The trouble is, they scored all 21 of those runs in the first two of those three games. Today they didn’t score anything—zero, zilch, zip, bupkis, nada—and the pitching staff gave up 11 of the darned things, as the White Sox stomped the Indians by a score of 11-0 at Progressive Field tonight. In a game which the White Sox absolutely had to win to keep their all-but-moribund playoff hopes alive, the Sox came through in a big way. They held the Indians to only five baserunners all evening, and two of those came in the ninth inning when the game was well in hand for Chicago.

Rookie pitcher Hector Santiago started for the White Sox and went seven innings, giving up only one hit, a third-inning single to Shin-Soo Choo. White Sox pitchers struck out 12 Indians hitters; Santiago recorded 10 of them. Each Indians starter except Michael Brantley struck out at least once; Lonnie Chisenhall whiffed three times.

Indians starter Corey Kluber started out strong, shutting the White Sox down over the first five innings, holding them scoreless over that time. But he seemed to run out of gas in the sixth inning, allowing three hits and a walk and giving the White Sox a 2-0 lead. With his pitch count nearing the magic 100 mark, interim Tribe manager Sandy Alomar Jr. brought out Joe Smith to try to stanch the bleeding, but Smith gave up run-scoring singles to the first two batters he faced, and when the inning finally ended, Kluber was on the hook for four runs.

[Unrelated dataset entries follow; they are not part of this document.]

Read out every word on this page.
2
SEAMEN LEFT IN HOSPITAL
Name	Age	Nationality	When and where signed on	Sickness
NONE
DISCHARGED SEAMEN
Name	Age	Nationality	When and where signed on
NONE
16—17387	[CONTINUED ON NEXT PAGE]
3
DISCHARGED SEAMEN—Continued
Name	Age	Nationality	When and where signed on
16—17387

The White Sox scored again in the eighth, and they turned the game into a joke in the ninth inning, sending 10 batters to the plate and scoring six runs. The big blow was a grand slam by Dayan Viciedo off Indians reliever Scott Maine.

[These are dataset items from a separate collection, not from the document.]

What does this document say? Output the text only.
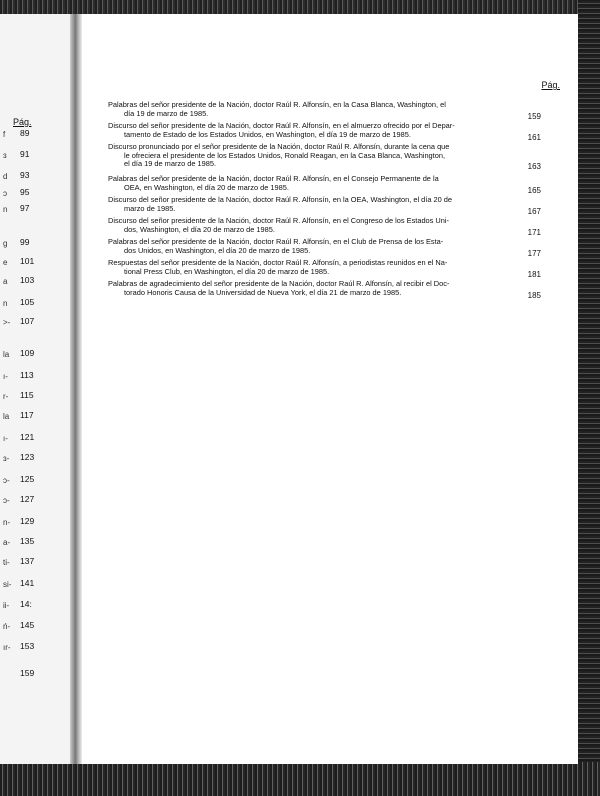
Pág.
Pág.
f 89
ɜ 91
d 93
ɔ 95
n 97
g 99
e 101
a 103
n 105
>- 107
la 109
ı- 113
r- 115
la 117
ı- 121
ɜ- 123
ɔ- 125
ɔ- 127
n- 129
a- 135
ti- 137
si- 141
ii- 14:
ń- 145
ır- 153
159
Palabras del señor presidente de la Nación, doctor Raúl R. Alfonsín, en la Casa Blanca, Washington, el
día 19 de marzo de 1985.	159
Discurso del señor presidente de la Nación, doctor Raúl R. Alfonsín, en el almuerzo ofrecido por el Depar-
tamento de Estado de los Estados Unidos, en Washington, el día 19 de marzo de 1985.	161
Discurso pronunciado por el señor presidente de la Nación, doctor Raúl R. Alfonsín, durante la cena que
le ofreciera el presidente de los Estados Unidos, Ronald Reagan, en la Casa Blanca, Washington,
el día 19 de marzo de 1985.	163
Palabras del señor presidente de la Nación, doctor Raúl R. Alfonsín, en el Consejo Permanente de la
OEA, en Washington, el día 20 de marzo de 1985.	165
Discurso del señor presidente de la Nación, doctor Raúl R. Alfonsín, en la OEA, Washington, el día 20 de
marzo de 1985.	167
Discurso del señor presidente de la Nación, doctor Raúl R. Alfonsín, en el Congreso de los Estados Uni-
dos, Washington, el día 20 de marzo de 1985.	171
Palabras del señor presidente de la Nación, doctor Raúl R. Alfonsín, en el Club de Prensa de los Esta-
dos Unidos, en Washington, el día 20 de marzo de 1985.	177
Respuestas del señor presidente de la Nación, doctor Raúl R. Alfonsín, a periodistas reunidos en el Na-
tional Press Club, en Washington, el día 20 de marzo de 1985.	181
Palabras de agradecimiento del señor presidente de la Nación, doctor Raúl R. Alfonsín, al recibir el Doc-
torado Honoris Causa de la Universidad de Nueva York, el día 21 de marzo de 1985.	185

Despite the win, the White Sox were eliminated from contention as winners of the AL Central Division about an hour after the game ended, as the Detroit Tigers beat the Kansas City Royals, 6-3. The Tigers are once again the AL Central champs, and the White Sox, who even with tonight’s win are 3-7 over their last 10 games, will, like the Indians, watch the postseason from the comfort of their own homes.

I got to attend tonight’s game for free as part of the Indians’ Social Media Appreciation Night (Update: I wrote more about the event in this post).

In recent years, I’d fallen out of the habit of attending Indians games in late September, or October, on the grounds that A) the Indians are usually out of contention by then, and B) it gets kind of chilly at Progressive Field in the fall. But I found myself going to two games in the last four days and having a pretty good time, win or lose. I can’t do anything about condition A) above, but there’s nothing about condition B) that can’t be fixed by wearing a comfortable sweatshirt or hoodie. While of course I hope that next year finds the Indians playing meaningful games in the last week of the season, I know that I’ll be sure to attend a game or two next fall no matter what.